I directed the copter to return to Greystone. There was a helipad on the roof and doctors inside the building. I wanted to avoid police involvement as much as possible, and taking Watson to a hospital in this state would certainly raise some red flags.
They would take him down to the medical bay. August would run alongside to help them through the security checkpoints. Before they left, I told the nurses to check for internal bleeding, a reminder I’m sure they appreciated.

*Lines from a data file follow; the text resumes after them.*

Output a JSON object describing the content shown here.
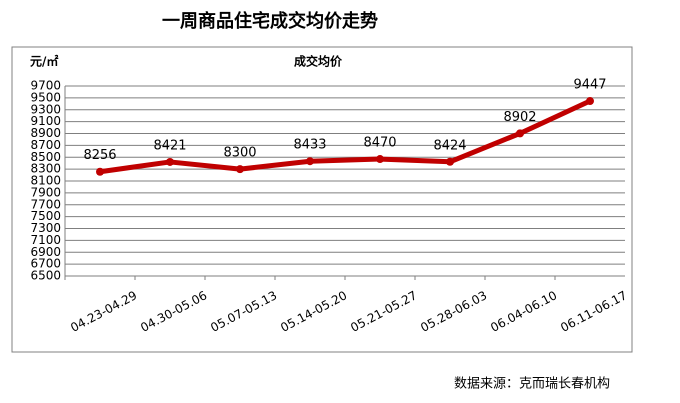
{
  "chart_data": {
    "type": "line",
    "title": "一周商品住宅成交均价走势",
    "y_axis_label": "元/㎡",
    "source": "数据来源：克而瑞长春机构",
    "categories": [
      "04.23-04.29",
      "04.30-05.06",
      "05.07-05.13",
      "05.14-05.20",
      "05.21-05.27",
      "05.28-06.03",
      "06.04-06.10",
      "06.11-06.17"
    ],
    "series": [
      {
        "name": "成交均价",
        "color": "#c00000",
        "values": [
          8256,
          8421,
          8300,
          8433,
          8470,
          8424,
          8902,
          9447
        ]
      }
    ],
    "ylim": [
      6500,
      9700
    ],
    "yticks": [
      6500,
      6700,
      6900,
      7100,
      7300,
      7500,
      7700,
      7900,
      8100,
      8300,
      8500,
      8700,
      8900,
      9100,
      9300,
      9500,
      9700
    ],
    "grid": true
  }
}
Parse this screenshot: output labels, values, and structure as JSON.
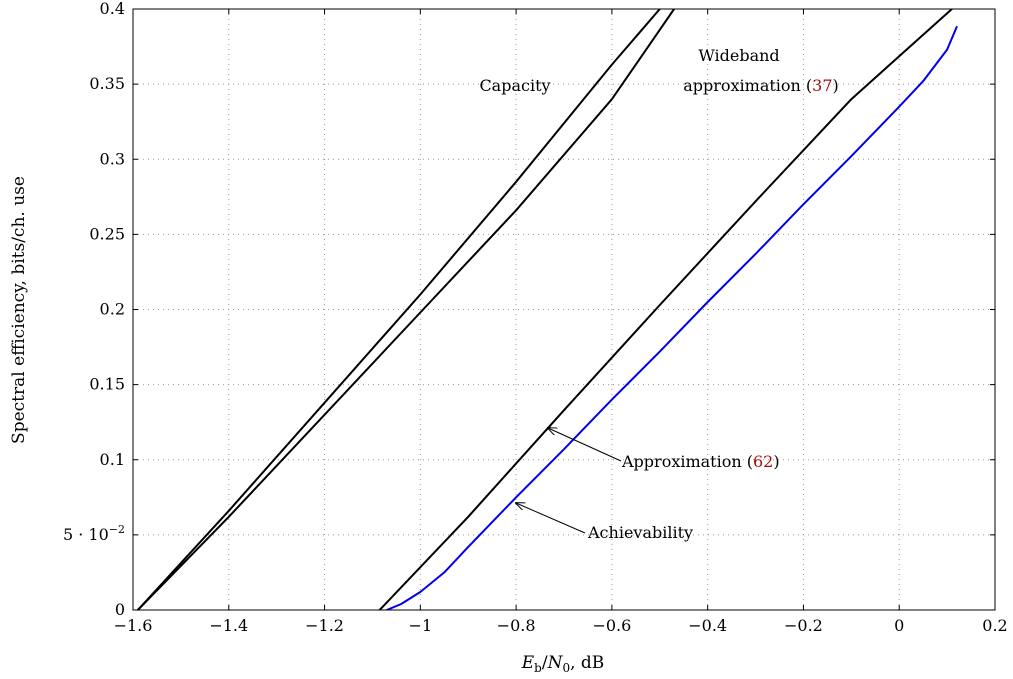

“You’re not coming?” August asked.
“No,” I said. “I need three cigarettes and fifty minutes in silence. I can’t have a cigarette in a hospital room, and anyway I can’t think when he looks like that.”
“It might be a comfort to him,” he said. They were loading Watson onto a gurney.
“His comfort isn’t my priority.” It was number five on the list, after all. “Give him my love, if he asks.”
August blinked at me, as though I’d said something strange. I wasn’t unused to that look from him. In our time together in Sussex, when he was still my tutor, he’d often do this—blink at me slowly, almost languidly, when I gave an unexpected answer to his questions. Some might have taken it as a sign of judgment. I took it to be fascination.
It never evolved past that place for him. Never into attraction, as it did for me. Still, he acted as though he had a claim on me. I wonder if he understood the nature of that claim. I was the instrument of his downfall. If he wanted to be near me, it was to ensure I didn’t ruin anyone else.